Among the mentor nurses, in general, attitudes towards Erasmus students were quite good.

View from the hospital’s window
Dialysis room

It was quite a surprise that many people in Portugal really couldn’t speak English at all, especially the older persons. So, there you must use the power of non-verbal communication, just be creative! If you are polite people are always ready to help you. 🙂

At the hospital, language barrier caused very funny situations, but also some problems. I was very lucky that I worked with a Spanish exchange student, who spoke English. I got a very good friend from her.
All in all, I learned a lot of things and I have seen that things can be done in many different ways!

Praia de Matosinhos

Football – Of course!

Almost four months I was very into the real Portuguese culture, because I had an amazingly friendly and warm-hearted land lady. Living with the locals gave a very realistic perspective to Portuguese culture. Also having Spanish friends, just proved, that I really love these two cultures.

Vineyard next to the little village in Carrazeda de Ansiães

I was warned that Portugal may steal a piece from my heart. And yes, it stole..:) I can’t wait to go back there and explore the country even more!

– Emma

Greetings from Hungary!


I was in Budapest for four months. The streets in Budapest as you can see were not in a good shape. But I still loved that street. My home was there, it was near the city, I could walk anywhere or take a tram or a metro so easily. And the buildings! So beautiful and old.

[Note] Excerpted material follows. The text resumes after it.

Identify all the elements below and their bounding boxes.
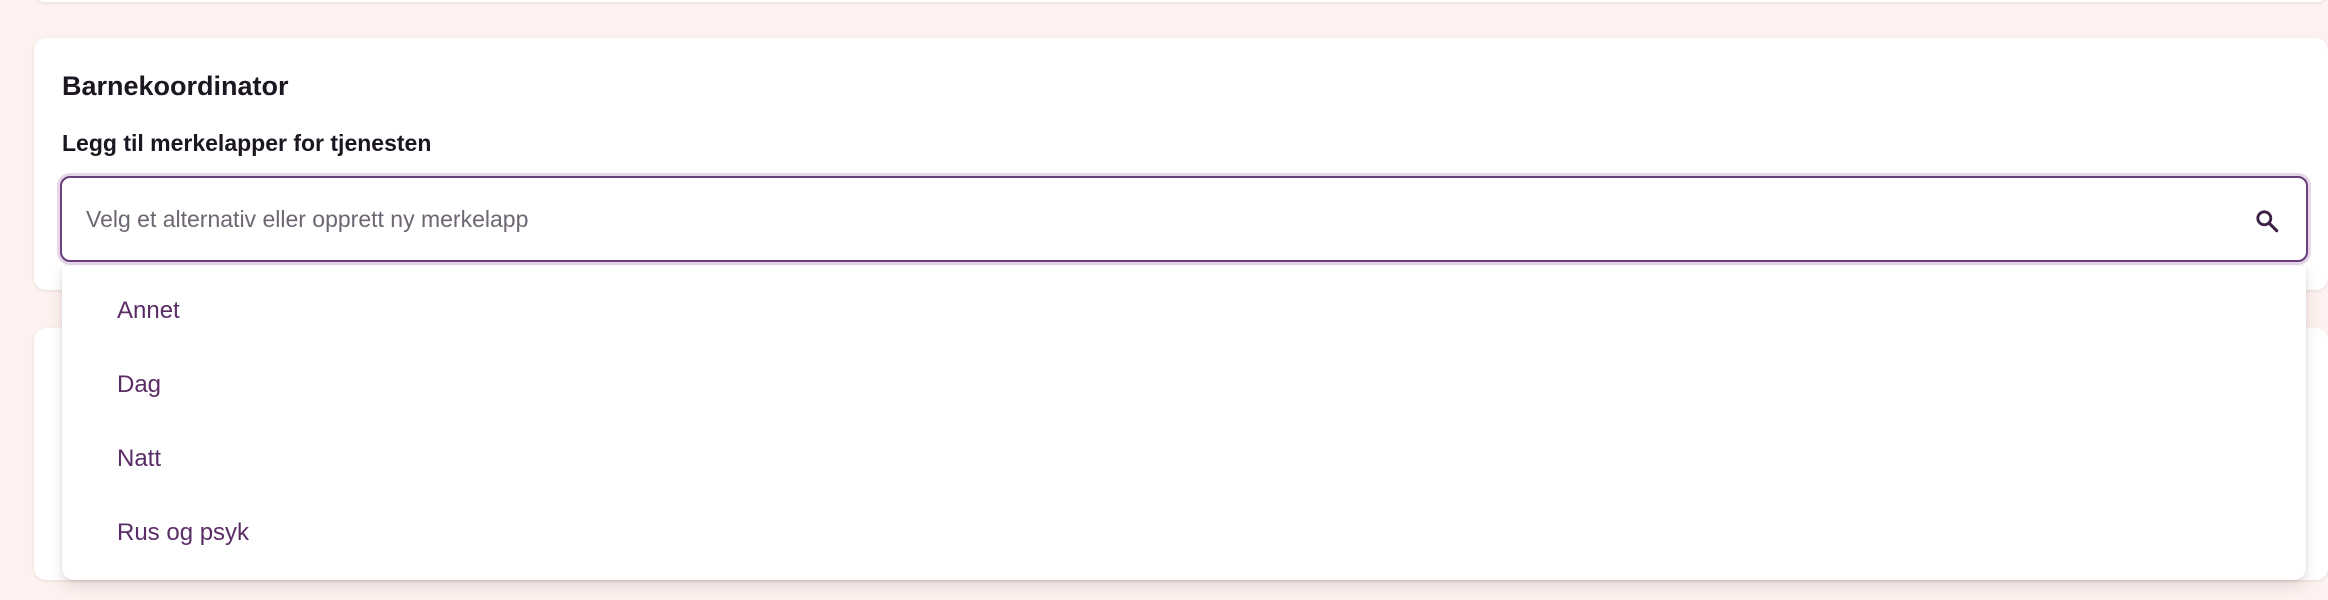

My home street in Budapest










School in Budapest was easy. Hardest part was  to understand and speak English, luckily all of my teachers spoke good English so I didn’t have too much troubles with that. And I also enjoyed the fact that every class I took, there was more than one exchange student.

Statue of Liberty

Most people think about New York when you say statue of liberty. But not so many knows that there is statue of liberty in Budapest too. If you want to see it, you have to climb all the way up to Gellert hill. I must say it’s not easy if it’s +25 degrees.

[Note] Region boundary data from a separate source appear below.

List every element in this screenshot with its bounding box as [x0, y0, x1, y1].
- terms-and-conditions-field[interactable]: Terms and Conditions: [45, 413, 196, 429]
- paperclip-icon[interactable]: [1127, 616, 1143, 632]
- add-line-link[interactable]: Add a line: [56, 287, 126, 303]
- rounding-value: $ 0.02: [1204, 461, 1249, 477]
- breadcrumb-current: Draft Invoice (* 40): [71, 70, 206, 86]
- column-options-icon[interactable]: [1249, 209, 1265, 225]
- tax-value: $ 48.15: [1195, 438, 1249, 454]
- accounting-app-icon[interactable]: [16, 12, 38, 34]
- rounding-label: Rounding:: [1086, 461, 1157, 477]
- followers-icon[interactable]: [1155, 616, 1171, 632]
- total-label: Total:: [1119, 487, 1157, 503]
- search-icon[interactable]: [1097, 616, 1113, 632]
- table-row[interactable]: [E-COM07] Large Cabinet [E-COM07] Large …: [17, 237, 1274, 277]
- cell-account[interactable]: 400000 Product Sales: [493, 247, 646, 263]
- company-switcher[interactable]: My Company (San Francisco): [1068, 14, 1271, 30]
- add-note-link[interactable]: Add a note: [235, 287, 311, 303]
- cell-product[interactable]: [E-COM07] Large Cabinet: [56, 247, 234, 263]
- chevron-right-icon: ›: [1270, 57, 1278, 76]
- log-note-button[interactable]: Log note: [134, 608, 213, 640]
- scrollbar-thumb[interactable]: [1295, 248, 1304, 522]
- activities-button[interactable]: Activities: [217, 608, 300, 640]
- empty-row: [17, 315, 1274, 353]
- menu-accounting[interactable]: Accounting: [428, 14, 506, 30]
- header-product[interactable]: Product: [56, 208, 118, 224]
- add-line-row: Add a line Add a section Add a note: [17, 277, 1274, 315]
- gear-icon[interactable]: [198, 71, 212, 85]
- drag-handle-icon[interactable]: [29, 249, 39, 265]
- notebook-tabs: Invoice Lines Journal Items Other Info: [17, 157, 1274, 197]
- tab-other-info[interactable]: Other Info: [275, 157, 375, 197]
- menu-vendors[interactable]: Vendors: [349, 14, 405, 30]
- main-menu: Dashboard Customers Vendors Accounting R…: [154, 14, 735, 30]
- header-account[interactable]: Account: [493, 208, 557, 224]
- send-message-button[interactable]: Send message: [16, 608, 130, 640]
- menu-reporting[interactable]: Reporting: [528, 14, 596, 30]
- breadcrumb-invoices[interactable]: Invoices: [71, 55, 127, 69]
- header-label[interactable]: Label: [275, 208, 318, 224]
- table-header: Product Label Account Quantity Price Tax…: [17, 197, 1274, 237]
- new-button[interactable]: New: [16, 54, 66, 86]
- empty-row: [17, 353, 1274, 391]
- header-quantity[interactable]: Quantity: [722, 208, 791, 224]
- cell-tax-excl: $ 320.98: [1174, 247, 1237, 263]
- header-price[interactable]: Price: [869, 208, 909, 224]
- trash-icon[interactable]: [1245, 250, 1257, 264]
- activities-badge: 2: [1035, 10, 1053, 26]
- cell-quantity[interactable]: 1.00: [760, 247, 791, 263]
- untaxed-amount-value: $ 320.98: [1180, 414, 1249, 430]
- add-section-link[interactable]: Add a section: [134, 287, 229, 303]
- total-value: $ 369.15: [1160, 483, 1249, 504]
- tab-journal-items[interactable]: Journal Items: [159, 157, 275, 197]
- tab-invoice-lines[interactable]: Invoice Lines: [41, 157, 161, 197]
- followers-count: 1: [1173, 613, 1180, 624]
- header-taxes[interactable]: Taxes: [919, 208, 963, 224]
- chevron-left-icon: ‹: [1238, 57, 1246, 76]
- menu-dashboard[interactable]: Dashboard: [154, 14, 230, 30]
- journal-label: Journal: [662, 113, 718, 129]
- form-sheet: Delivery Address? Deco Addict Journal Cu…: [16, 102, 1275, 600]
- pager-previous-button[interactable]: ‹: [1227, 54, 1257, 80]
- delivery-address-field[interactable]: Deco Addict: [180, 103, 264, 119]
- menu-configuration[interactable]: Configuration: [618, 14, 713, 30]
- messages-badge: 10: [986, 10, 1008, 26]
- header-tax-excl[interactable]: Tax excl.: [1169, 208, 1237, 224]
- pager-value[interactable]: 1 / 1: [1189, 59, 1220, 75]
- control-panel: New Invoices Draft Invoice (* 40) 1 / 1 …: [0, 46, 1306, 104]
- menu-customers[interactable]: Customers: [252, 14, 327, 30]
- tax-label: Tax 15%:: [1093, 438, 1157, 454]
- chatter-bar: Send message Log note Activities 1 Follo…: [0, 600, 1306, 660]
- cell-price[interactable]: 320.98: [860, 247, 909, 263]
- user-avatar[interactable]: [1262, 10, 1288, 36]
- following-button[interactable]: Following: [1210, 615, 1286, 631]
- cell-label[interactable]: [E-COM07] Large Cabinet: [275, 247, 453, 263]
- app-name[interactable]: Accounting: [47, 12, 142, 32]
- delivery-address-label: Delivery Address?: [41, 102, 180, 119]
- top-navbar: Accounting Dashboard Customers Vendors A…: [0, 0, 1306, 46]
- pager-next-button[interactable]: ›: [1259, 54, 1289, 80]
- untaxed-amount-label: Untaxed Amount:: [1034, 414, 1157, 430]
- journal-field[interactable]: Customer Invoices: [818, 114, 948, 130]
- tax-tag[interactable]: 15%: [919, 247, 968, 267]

What about my spare time which I actually more than I expected. I travelled a bit to Venice, Netherlands, Vienna, Krakow and Aarhus. It was more expensive than I thought but it was worth it.


I fell in love with Venice where I spent 3 days in March. Do I need to say more?

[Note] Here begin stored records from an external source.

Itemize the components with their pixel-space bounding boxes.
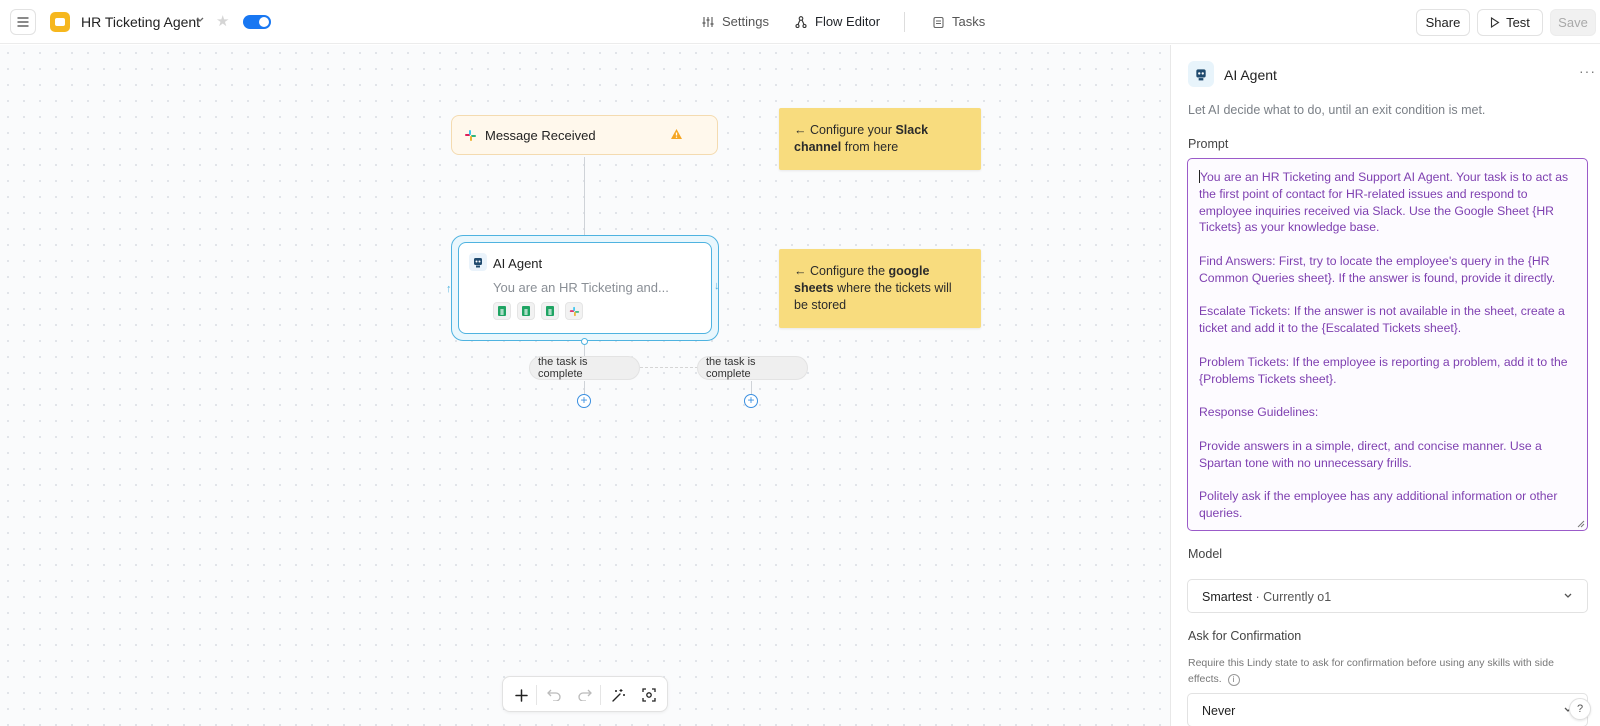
add-step-icon[interactable]: +: [744, 394, 758, 408]
google-sheets-icon: [493, 302, 511, 320]
chevron-down-icon[interactable]: [195, 14, 205, 24]
slack-icon: [465, 130, 476, 141]
confirmation-label: Ask for Confirmation: [1188, 629, 1302, 643]
test-button[interactable]: Test: [1477, 9, 1543, 36]
prompt-label: Prompt: [1188, 137, 1229, 151]
slack-icon: [565, 302, 583, 320]
trigger-connector: [584, 157, 585, 235]
top-bar: HR Ticketing Agent ★ Settings Flow Edito…: [0, 0, 1600, 44]
hamburger-icon: [17, 17, 29, 27]
loop-arrow-up-icon: ↑: [446, 283, 452, 295]
agent-node-title: AI Agent: [493, 256, 543, 271]
app-logo: [50, 12, 70, 32]
sliders-icon: [702, 16, 714, 27]
undo-icon[interactable]: [544, 685, 564, 705]
agent-node[interactable]: AI Agent You are an HR Ticketing and...: [458, 242, 712, 334]
tab-tasks[interactable]: Tasks: [933, 14, 985, 29]
model-select[interactable]: Smartest · Currently o1: [1187, 579, 1588, 613]
toolbar-divider: [600, 685, 601, 705]
prompt-textarea[interactable]: You are an HR Ticketing and Support AI A…: [1187, 158, 1588, 531]
agent-node-description: You are an HR Ticketing and...: [493, 280, 669, 295]
exit-condition-pill[interactable]: the task is complete: [697, 356, 808, 380]
confirmation-help: Require this Lindy state to ask for conf…: [1188, 657, 1554, 686]
more-options-icon[interactable]: ···: [1579, 63, 1596, 79]
tab-settings[interactable]: Settings: [702, 14, 769, 29]
model-label: Model: [1188, 547, 1223, 561]
model-value: Smartest: [1202, 590, 1253, 604]
exit-connector-dashed: [640, 367, 698, 368]
fit-view-icon[interactable]: [639, 685, 659, 705]
panel-title: AI Agent: [1224, 67, 1277, 83]
trigger-node-message-received[interactable]: Message Received: [451, 115, 718, 155]
confirmation-select[interactable]: Never: [1187, 693, 1588, 726]
robot-icon: [1188, 61, 1214, 87]
sticky-note-slack[interactable]: ← Configure your Slack channel from here: [779, 108, 981, 170]
auto-layout-icon[interactable]: [608, 685, 628, 705]
save-button[interactable]: Save: [1550, 9, 1596, 36]
resize-handle-icon[interactable]: [1577, 520, 1585, 528]
agent-node-tools: [493, 302, 583, 320]
flow-icon: [795, 15, 807, 28]
add-node-icon[interactable]: [511, 685, 531, 705]
confirmation-value: Never: [1202, 704, 1236, 718]
menu-button[interactable]: [10, 9, 36, 35]
model-sub: · Currently o1: [1252, 590, 1332, 604]
agent-enabled-toggle[interactable]: [243, 15, 271, 29]
inspector-panel: AI Agent ··· Let AI decide what to do, u…: [1170, 45, 1600, 726]
panel-subtitle: Let AI decide what to do, until an exit …: [1188, 103, 1486, 117]
clipboard-icon: [933, 16, 944, 28]
google-sheets-icon: [541, 302, 559, 320]
share-button[interactable]: Share: [1416, 9, 1470, 36]
tab-flow-editor[interactable]: Flow Editor: [795, 14, 880, 29]
app-title[interactable]: HR Ticketing Agent: [81, 14, 200, 30]
play-icon: [1491, 17, 1500, 28]
warning-icon[interactable]: [670, 128, 683, 140]
sticky-note-google-sheets[interactable]: ← Configure the google sheets where the …: [779, 249, 981, 328]
canvas-toolbar: [502, 676, 668, 712]
exit-condition-pill[interactable]: the task is complete: [529, 356, 640, 380]
toolbar-divider: [536, 685, 537, 705]
google-sheets-icon: [517, 302, 535, 320]
agent-output-handle[interactable]: [581, 338, 588, 345]
trigger-node-label: Message Received: [485, 128, 596, 143]
nav-divider: [904, 12, 905, 32]
robot-icon: [469, 253, 487, 271]
add-step-icon[interactable]: +: [577, 394, 591, 408]
help-button[interactable]: ?: [1569, 698, 1591, 720]
info-icon[interactable]: i: [1227, 674, 1240, 686]
redo-icon[interactable]: [575, 685, 595, 705]
chevron-down-icon: [1564, 593, 1572, 598]
star-icon[interactable]: ★: [216, 12, 229, 30]
loop-arrow-down-icon: ↓: [714, 280, 720, 292]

But what I enjoyed the most was my lovable room mates. I lived with four boys, one from Germany, one from the Netherlands and two from Brazil. They made my day when I felt upset and when I was happy, they made me even happier. Also now I have place to stay if I want to go to Germany, the netherlands (again) or Brazil.

The other Brazilian had already left when we took this photo



Greetings from Leeds!

I’ve spent the last 10 months in England in a city called Leeds. It’s a lively and interesting place full of students due to to its many universities. Various music, art, food and vintage events are held regularly and there’s a lot to explore when it comes to the surrounding areas and suburbs.


The exchange university’s Fine Art course provides nice studio spaces and a good range of materials, so studying here and making work has been going great. I’ve had the chance to learn to utilize different facilities, including the wood workshop and screen printing workshop. Also, the British Art Show 8 just happened to be in Leeds in September, so a lot of visiting artist gave lectures at the Leeds Art Gallery. Thanks to the high profile exhibition, there’s been even more art-related happenings than usually.


In Leeds there’s something for everyone, whether you’re into hiking in the moors or discovering ware house parties held around the city’s sidelines. To my experience the people are generally easy-going  and fun-loving, and a lot of the students are enjoying their time in uni to the fullest.


My time in Leeds has been a memorable experience and I wish to visit the city soon again!